I have the following questions. Let $$ 0\to A\to G\to Q\to 1 $$ be a central group extension. Also let $id$ be the cohomology class in $H^1(A,A)$ corresponding to the identity homomorphism ($A$ is always treated below as a trivial module).
Now consider the cohomological Lyndon-Hochschild-Serre spectral sequence associated to this extension with coefficients in $A$. Then:
Assuming that $A=\mathbb{Z}/p$, is it true that $d_2(id)\in H^2(Q,A)$ is equal to $\beta$, the cohomology class of this extension (as defined in Weibel's Introduction to Homological Algebra, section 6.6)?

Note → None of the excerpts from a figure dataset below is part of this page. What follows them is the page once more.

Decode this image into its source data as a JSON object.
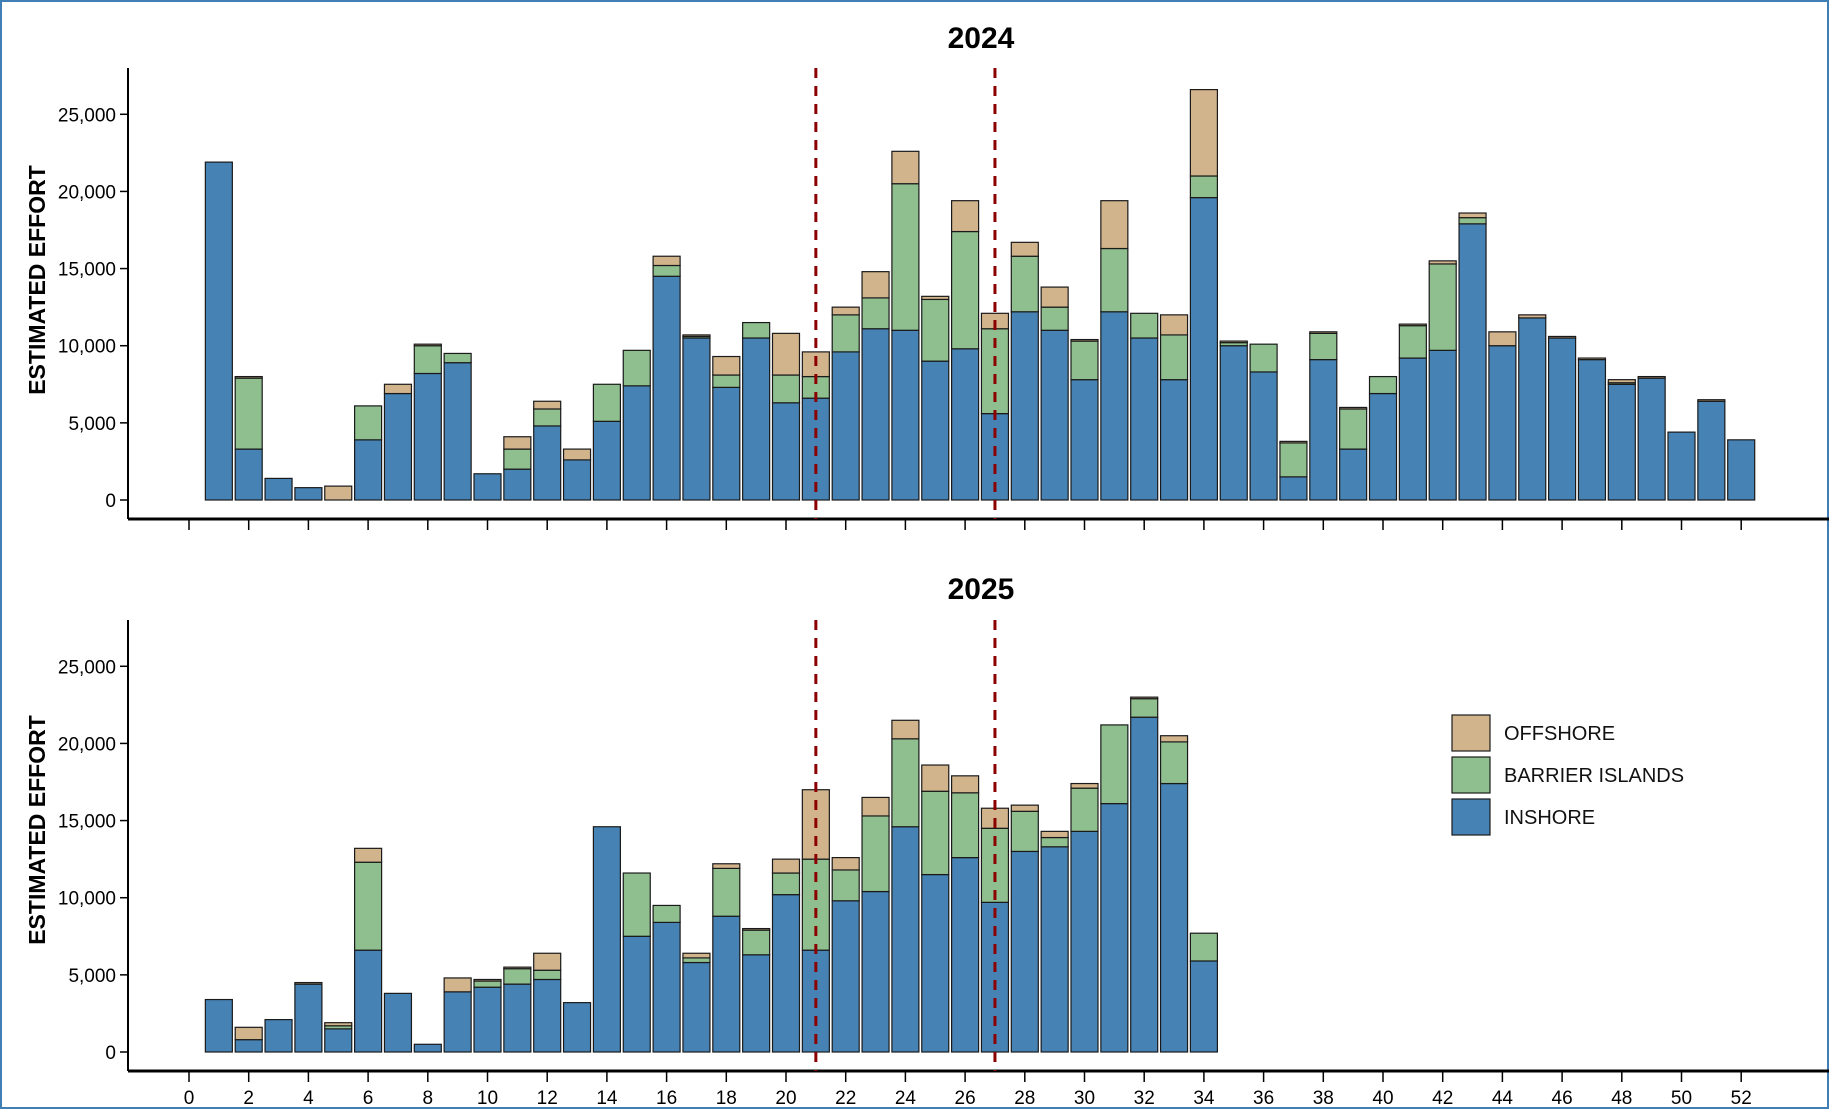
{
  "colors": {
    "offshore": "#d2b48c",
    "barrier": "#8fbf8f",
    "inshore": "#4682b4",
    "marker": "#8b0000",
    "frame": "#3f7fb5"
  },
  "chart_data": [
    {
      "type": "bar",
      "stacked": true,
      "title": "2024",
      "ylabel": "ESTIMATED EFFORT",
      "ylim": [
        0,
        28000
      ],
      "yticks": [
        "0",
        "5,000",
        "10,000",
        "15,000",
        "20,000",
        "25,000"
      ],
      "xlim": [
        0,
        53
      ],
      "x_tick_labels": [],
      "marker_weeks": [
        21,
        27
      ],
      "weeks": [
        1,
        2,
        3,
        4,
        5,
        6,
        7,
        8,
        9,
        10,
        11,
        12,
        13,
        14,
        15,
        16,
        17,
        18,
        19,
        20,
        21,
        22,
        23,
        24,
        25,
        26,
        27,
        28,
        29,
        30,
        31,
        32,
        33,
        34,
        35,
        36,
        37,
        38,
        39,
        40,
        41,
        42,
        43,
        44,
        45,
        46,
        47,
        48,
        49,
        50,
        51,
        52
      ],
      "series": [
        {
          "name": "INSHORE",
          "values": [
            21900,
            3300,
            1400,
            800,
            0,
            3900,
            6900,
            8200,
            8900,
            1700,
            2000,
            4800,
            2600,
            5100,
            7400,
            14500,
            10500,
            7300,
            10500,
            6300,
            6600,
            9600,
            11100,
            11000,
            9000,
            9800,
            5600,
            12200,
            11000,
            7800,
            12200,
            10500,
            7800,
            19600,
            10000,
            8300,
            1500,
            9100,
            3300,
            6900,
            9200,
            9700,
            17900,
            10000,
            11800,
            10500,
            9100,
            7500,
            7900,
            4400,
            6400,
            3900
          ]
        },
        {
          "name": "BARRIER ISLANDS",
          "values": [
            0,
            4600,
            0,
            0,
            0,
            2200,
            0,
            1800,
            600,
            0,
            1300,
            1100,
            0,
            2400,
            2300,
            700,
            100,
            800,
            1000,
            1800,
            1400,
            2400,
            2000,
            9500,
            4000,
            7600,
            5500,
            3600,
            1500,
            2500,
            4100,
            1600,
            2900,
            1400,
            200,
            1800,
            2200,
            1700,
            2600,
            1100,
            2100,
            5600,
            400,
            0,
            0,
            0,
            0,
            100,
            0,
            0,
            0,
            0
          ]
        },
        {
          "name": "OFFSHORE",
          "values": [
            0,
            100,
            0,
            0,
            900,
            0,
            600,
            100,
            0,
            0,
            800,
            500,
            700,
            0,
            0,
            600,
            100,
            1200,
            0,
            2700,
            1600,
            500,
            1700,
            2100,
            200,
            2000,
            1000,
            900,
            1300,
            100,
            3100,
            0,
            1300,
            5600,
            100,
            0,
            100,
            100,
            100,
            0,
            100,
            200,
            300,
            900,
            200,
            100,
            100,
            200,
            100,
            0,
            100,
            0
          ]
        }
      ]
    },
    {
      "type": "bar",
      "stacked": true,
      "title": "2025",
      "ylabel": "ESTIMATED EFFORT",
      "ylim": [
        0,
        28000
      ],
      "yticks": [
        "0",
        "5,000",
        "10,000",
        "15,000",
        "20,000",
        "25,000"
      ],
      "xlim": [
        0,
        53
      ],
      "x_tick_labels": [
        "0",
        "2",
        "4",
        "6",
        "8",
        "10",
        "12",
        "14",
        "16",
        "18",
        "20",
        "22",
        "24",
        "26",
        "28",
        "30",
        "32",
        "34",
        "36",
        "38",
        "40",
        "42",
        "44",
        "46",
        "48",
        "50",
        "52"
      ],
      "marker_weeks": [
        21,
        27
      ],
      "weeks": [
        1,
        2,
        3,
        4,
        5,
        6,
        7,
        8,
        9,
        10,
        11,
        12,
        13,
        14,
        15,
        16,
        17,
        18,
        19,
        20,
        21,
        22,
        23,
        24,
        25,
        26,
        27,
        28,
        29,
        30,
        31,
        32,
        33,
        34
      ],
      "series": [
        {
          "name": "INSHORE",
          "values": [
            3400,
            800,
            2100,
            4400,
            1500,
            6600,
            3800,
            500,
            3900,
            4200,
            4400,
            4700,
            3200,
            14600,
            7500,
            8400,
            5800,
            8800,
            6300,
            10200,
            6600,
            9800,
            10400,
            14600,
            11500,
            12600,
            9700,
            13000,
            13300,
            14300,
            16100,
            21700,
            17400,
            5900
          ]
        },
        {
          "name": "BARRIER ISLANDS",
          "values": [
            0,
            0,
            0,
            0,
            200,
            5700,
            0,
            0,
            0,
            400,
            1000,
            600,
            0,
            0,
            4100,
            1100,
            300,
            3100,
            1600,
            1400,
            5900,
            2000,
            4900,
            5700,
            5400,
            4200,
            4800,
            2600,
            600,
            2800,
            5100,
            1200,
            2700,
            1800
          ]
        },
        {
          "name": "OFFSHORE",
          "values": [
            0,
            800,
            0,
            100,
            200,
            900,
            0,
            0,
            900,
            100,
            100,
            1100,
            0,
            0,
            0,
            0,
            300,
            300,
            100,
            900,
            4500,
            800,
            1200,
            1200,
            1700,
            1100,
            1300,
            400,
            400,
            300,
            0,
            100,
            400,
            0
          ]
        }
      ]
    }
  ],
  "legend": [
    {
      "label": "OFFSHORE",
      "color_key": "offshore"
    },
    {
      "label": "BARRIER ISLANDS",
      "color_key": "barrier"
    },
    {
      "label": "INSHORE",
      "color_key": "inshore"
    }
  ]
}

If the first claim is true, would it still be true for all abelian groups $A$? Or at least finitely generated ones?
Thanks!
EDIT: As per request, I am adding some context. I know that the needed differential is the transgression. Now if I think about LHS spectral sequence as the spectral sequence associated to the fibration $$ NA\to NG\to NQ, $$ then I have the diagram (see McCleary's Introduction to Spectral Sequences, Section 6.2): $\require{AMScd}$ \begin{CD} 0@>>>H^2(NQ,\ast;A)@>>>H^1(NQ,A)@>>>0\\ @VVV @V p_0^\ast VV @VpVV @.\\ H^1(NA,A)@>d>> H^2(NG,NA;A)@>>> H^2(NG,A). \end{CD} Here rows are exact and the maps $p_0^\ast$ and $p^\ast$ are induced from the map of pairs $(NG, NA)\to (NQ,\ast)$. Now in order to know that $d_2(id)=\beta$, using the transgression I need to know that $p_0^\ast(\beta)=d(id)$. And this is what I cannot see, given the usual definition of $\beta$: I am choosing set theoretic section $\eta\colon Q\to G$ such that $\eta(1)=1$, and I define $$ \beta(g,h)=\eta(g)\eta(h)\eta(gh)^{-1}. $$ If someone knows a reference, a reference would do for me. Thanks!